Scientists largely agree that climate change has caused temperatures to rise, polar ice caps to melt and sea levels to rise. All this, they say, has led to extreme weather events and food shortages that will eventually cause conflict.
“You don’t need to be a scientist to see that the world is already changing and feeling the impacts of global climate change,” said Kerry, adding that world is paying a heavy price because of climate change.
In 2012, extreme weather cost the United States nearly $120 billion in damages. Environment-related health problems such as asthma cost $50 billion annually and kill 4.5 million people a year around the world.
So what can be done about climate change?
“The solution is not a mystery,” the Secretary said. “It’s staring us in the face. It’s called energy policy. Energy policy, that’s the solution to climate change.”
And this solution can be achieved if world leaders have the political courage to make tough but necessary choices, he added.
The United States is on track to reaching its goal of cutting greenhouse gas emissions by 2020. Obama has put in place standards to double vehicle fuel efficiency and has proposed regulations to curb pollution from power plants. Domestic generation of solar and wind energy is also on the rise.
A new Energy Department report concludes that wind energy can help slow climate change while creating jobs. But Washington alone can’t fix the problem, said Kerry.
“It’s not enough for one country or even a few countries to reduce emissions if their neighbors are unwilling to do their share. So when I say we need a global solution, I mean it. Anything less won’t work,” he added.
Developing countries account for two-thirds of the world’s emissions. Some have resisted adopting clean energy solutions because they believe it is costly and will hamper growth, though Kerry sought to dispel that argument.
“In economic terms, this is not a choice between bad and worse. … [I]n fact, the economics will show you that it is better … and cheaper in the long run,” he said.
“Coal and oil are only cheap ways to power a nation in the very near term. But if you look a little further down the road, you begin to see an entirely different story,” he added.
The recent decline in oil prices and the US domestic energy boom have hurt some countries, including Russia and Iran, Kerry said in response to a question from Atlantic Council President and CEO Fred Kempe.
“It has potential on some sides to strategically be helpful and the potential on other sides to be strategically damaging,” he said.
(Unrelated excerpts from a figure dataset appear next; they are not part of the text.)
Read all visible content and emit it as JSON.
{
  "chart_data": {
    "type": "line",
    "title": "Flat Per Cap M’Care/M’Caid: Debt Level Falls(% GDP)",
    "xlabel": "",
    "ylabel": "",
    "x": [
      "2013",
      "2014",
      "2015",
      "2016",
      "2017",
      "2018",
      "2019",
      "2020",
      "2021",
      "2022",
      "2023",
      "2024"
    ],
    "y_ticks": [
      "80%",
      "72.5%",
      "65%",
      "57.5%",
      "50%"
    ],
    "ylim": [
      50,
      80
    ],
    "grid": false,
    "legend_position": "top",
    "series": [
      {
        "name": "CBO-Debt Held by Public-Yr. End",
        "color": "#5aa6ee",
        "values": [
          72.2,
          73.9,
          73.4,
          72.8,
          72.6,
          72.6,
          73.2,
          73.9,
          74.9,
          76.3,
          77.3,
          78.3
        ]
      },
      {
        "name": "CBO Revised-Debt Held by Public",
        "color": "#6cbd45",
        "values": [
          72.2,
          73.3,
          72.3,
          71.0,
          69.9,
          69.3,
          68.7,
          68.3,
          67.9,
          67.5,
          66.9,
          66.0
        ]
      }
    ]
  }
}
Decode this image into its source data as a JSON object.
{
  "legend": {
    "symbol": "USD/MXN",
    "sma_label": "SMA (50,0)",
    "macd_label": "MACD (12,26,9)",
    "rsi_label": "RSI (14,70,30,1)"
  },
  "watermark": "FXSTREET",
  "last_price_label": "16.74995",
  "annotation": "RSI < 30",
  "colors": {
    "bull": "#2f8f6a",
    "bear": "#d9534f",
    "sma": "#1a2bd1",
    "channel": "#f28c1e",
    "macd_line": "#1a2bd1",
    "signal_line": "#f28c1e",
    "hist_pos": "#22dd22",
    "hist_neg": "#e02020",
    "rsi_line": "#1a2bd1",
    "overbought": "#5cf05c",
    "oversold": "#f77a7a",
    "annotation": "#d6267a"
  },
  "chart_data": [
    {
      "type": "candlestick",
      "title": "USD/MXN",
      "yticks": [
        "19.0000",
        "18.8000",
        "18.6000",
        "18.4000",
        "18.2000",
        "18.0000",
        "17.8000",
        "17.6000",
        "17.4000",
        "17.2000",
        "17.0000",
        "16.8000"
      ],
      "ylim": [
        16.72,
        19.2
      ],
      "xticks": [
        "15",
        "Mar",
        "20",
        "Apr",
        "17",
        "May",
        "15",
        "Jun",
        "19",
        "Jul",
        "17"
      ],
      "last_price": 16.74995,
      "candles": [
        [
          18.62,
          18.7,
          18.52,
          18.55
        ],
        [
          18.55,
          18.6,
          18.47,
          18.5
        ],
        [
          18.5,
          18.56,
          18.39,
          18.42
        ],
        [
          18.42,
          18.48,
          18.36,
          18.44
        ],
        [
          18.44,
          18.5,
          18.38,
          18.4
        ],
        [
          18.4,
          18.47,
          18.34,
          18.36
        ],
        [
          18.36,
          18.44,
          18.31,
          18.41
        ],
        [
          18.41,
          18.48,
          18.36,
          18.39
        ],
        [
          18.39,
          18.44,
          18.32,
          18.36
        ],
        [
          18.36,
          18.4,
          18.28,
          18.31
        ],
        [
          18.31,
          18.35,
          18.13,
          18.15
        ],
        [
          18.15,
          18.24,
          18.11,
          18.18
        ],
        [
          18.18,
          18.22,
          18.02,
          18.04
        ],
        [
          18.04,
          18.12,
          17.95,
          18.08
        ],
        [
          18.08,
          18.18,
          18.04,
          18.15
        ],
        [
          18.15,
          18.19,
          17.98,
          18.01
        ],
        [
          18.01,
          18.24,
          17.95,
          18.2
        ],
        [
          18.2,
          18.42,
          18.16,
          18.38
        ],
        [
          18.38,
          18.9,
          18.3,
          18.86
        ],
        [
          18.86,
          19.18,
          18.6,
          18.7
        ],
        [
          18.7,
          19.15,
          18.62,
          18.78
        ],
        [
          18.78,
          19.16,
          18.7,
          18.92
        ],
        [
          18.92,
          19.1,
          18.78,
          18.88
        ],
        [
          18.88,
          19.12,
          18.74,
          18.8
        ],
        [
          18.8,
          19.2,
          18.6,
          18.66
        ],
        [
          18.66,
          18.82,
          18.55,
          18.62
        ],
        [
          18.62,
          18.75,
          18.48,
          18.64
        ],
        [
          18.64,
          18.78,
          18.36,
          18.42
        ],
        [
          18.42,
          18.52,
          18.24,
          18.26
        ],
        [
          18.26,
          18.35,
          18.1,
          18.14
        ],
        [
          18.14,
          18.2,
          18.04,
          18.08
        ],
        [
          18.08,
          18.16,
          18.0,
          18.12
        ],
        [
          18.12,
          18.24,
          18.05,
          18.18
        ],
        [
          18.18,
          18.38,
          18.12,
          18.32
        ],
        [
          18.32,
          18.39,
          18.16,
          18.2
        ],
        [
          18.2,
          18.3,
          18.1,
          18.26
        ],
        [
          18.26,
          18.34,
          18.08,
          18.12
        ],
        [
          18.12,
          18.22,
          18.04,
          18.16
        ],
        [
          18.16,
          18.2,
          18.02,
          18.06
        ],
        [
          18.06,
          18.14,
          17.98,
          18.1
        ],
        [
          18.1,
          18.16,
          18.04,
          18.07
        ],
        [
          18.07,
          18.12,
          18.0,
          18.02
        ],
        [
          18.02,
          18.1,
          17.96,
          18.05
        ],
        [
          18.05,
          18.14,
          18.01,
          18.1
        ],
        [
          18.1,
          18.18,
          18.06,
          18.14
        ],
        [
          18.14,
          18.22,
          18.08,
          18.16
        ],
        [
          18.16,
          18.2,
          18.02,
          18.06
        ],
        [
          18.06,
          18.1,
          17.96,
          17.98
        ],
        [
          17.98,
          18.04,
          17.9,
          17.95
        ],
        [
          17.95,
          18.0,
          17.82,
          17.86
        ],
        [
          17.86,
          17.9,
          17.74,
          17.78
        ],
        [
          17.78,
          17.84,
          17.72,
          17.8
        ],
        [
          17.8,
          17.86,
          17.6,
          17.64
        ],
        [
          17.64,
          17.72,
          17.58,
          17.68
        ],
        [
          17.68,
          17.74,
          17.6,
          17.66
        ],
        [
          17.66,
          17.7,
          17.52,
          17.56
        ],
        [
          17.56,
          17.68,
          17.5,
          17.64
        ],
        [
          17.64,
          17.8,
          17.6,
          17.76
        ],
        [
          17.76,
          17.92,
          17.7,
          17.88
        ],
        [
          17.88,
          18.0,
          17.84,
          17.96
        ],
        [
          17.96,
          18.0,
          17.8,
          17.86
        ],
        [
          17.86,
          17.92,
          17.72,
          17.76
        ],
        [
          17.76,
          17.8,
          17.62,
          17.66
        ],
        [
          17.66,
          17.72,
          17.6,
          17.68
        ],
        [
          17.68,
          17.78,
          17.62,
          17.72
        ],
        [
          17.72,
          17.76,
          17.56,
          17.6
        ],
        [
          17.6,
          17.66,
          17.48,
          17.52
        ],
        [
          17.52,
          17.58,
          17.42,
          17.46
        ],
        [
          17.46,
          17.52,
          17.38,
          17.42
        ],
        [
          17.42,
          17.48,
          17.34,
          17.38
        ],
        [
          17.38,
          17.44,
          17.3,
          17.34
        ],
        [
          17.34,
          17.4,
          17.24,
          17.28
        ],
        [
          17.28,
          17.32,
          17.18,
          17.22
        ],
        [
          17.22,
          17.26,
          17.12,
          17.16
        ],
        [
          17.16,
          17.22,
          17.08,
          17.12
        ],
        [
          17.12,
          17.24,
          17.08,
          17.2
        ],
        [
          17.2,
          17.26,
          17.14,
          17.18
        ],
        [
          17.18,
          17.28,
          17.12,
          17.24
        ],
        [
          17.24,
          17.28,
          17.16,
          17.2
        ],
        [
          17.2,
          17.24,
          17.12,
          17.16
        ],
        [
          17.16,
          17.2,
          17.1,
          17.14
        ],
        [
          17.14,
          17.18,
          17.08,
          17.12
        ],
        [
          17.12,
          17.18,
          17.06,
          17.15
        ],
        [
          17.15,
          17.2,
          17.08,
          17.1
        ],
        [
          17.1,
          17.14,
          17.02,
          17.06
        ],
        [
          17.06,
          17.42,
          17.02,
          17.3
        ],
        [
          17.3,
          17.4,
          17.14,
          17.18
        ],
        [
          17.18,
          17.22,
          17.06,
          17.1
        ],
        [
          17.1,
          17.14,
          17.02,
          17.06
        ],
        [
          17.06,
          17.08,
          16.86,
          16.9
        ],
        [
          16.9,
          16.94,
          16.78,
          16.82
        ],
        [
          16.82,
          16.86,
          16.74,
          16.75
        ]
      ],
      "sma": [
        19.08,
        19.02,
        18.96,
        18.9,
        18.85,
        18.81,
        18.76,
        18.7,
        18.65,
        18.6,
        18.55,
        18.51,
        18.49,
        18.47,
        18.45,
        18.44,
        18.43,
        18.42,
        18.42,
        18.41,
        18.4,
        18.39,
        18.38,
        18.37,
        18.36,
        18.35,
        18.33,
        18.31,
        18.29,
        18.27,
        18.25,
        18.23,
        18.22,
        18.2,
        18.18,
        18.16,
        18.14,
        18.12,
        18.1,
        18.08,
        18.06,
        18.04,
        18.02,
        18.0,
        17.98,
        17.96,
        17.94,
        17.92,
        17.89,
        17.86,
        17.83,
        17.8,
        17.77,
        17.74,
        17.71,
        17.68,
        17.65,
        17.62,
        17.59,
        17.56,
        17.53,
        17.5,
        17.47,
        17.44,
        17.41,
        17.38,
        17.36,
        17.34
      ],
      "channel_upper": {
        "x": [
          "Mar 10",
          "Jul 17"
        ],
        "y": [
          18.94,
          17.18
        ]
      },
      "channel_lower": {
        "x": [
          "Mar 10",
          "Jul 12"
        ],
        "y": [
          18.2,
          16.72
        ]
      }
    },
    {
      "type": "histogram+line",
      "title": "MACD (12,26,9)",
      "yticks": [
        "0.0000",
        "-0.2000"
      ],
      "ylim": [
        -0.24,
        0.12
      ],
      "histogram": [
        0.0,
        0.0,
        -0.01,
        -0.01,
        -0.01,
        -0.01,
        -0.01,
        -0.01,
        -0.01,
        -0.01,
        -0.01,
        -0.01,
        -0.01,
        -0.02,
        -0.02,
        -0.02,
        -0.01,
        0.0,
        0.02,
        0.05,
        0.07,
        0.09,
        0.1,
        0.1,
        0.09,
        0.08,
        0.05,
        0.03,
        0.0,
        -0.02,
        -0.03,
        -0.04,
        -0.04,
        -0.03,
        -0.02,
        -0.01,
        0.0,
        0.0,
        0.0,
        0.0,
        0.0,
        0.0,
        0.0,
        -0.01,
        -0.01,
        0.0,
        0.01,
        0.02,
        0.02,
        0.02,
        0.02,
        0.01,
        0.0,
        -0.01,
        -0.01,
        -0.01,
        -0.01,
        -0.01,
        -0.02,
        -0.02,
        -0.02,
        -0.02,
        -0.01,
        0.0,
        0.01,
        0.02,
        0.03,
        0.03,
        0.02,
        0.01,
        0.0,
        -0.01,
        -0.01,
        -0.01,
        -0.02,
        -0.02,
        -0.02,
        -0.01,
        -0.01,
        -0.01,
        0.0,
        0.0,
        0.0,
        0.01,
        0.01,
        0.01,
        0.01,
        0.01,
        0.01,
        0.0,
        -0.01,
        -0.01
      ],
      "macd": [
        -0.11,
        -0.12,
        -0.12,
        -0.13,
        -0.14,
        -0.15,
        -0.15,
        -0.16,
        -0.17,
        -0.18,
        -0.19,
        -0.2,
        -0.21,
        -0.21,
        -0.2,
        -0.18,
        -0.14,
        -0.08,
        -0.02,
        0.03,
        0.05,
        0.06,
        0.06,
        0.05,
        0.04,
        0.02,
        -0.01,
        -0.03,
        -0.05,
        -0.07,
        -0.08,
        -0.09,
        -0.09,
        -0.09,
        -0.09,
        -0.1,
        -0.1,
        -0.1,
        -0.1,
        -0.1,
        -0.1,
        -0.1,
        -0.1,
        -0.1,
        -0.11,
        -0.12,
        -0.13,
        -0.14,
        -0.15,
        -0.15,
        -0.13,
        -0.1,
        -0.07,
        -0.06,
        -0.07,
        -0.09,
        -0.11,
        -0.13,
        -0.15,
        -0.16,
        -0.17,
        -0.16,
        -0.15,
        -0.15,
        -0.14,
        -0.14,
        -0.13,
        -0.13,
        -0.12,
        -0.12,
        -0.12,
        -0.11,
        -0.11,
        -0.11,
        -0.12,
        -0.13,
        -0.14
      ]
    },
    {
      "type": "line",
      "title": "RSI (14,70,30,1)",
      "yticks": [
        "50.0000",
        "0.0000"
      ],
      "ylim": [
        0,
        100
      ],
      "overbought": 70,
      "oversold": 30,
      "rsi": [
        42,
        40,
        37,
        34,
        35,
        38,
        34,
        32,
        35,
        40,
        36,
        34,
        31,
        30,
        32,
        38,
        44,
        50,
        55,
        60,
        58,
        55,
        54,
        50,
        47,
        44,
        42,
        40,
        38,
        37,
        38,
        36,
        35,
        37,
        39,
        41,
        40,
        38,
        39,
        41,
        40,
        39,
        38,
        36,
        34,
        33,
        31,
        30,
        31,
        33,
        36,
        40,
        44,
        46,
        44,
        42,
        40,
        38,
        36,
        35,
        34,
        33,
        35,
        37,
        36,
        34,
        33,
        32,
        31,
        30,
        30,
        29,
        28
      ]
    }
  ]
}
Describing clean energy as one of the greatest economic opportunities of all time, Kerry added: “We’re talking about a $6 trillion [global energy] market today with four to five billion users today. That will grow to nine billion users over the next few decades.”
Kerry said the solution to climate change is “not a pipe dream. It’s a reality.”
“It’s right there. And it’s up to us to grab it,” he said. “The question is whether or not it is beyond our collective resolve.”
Ashish Kumar Sen is a staff writer at the Atlantic Council.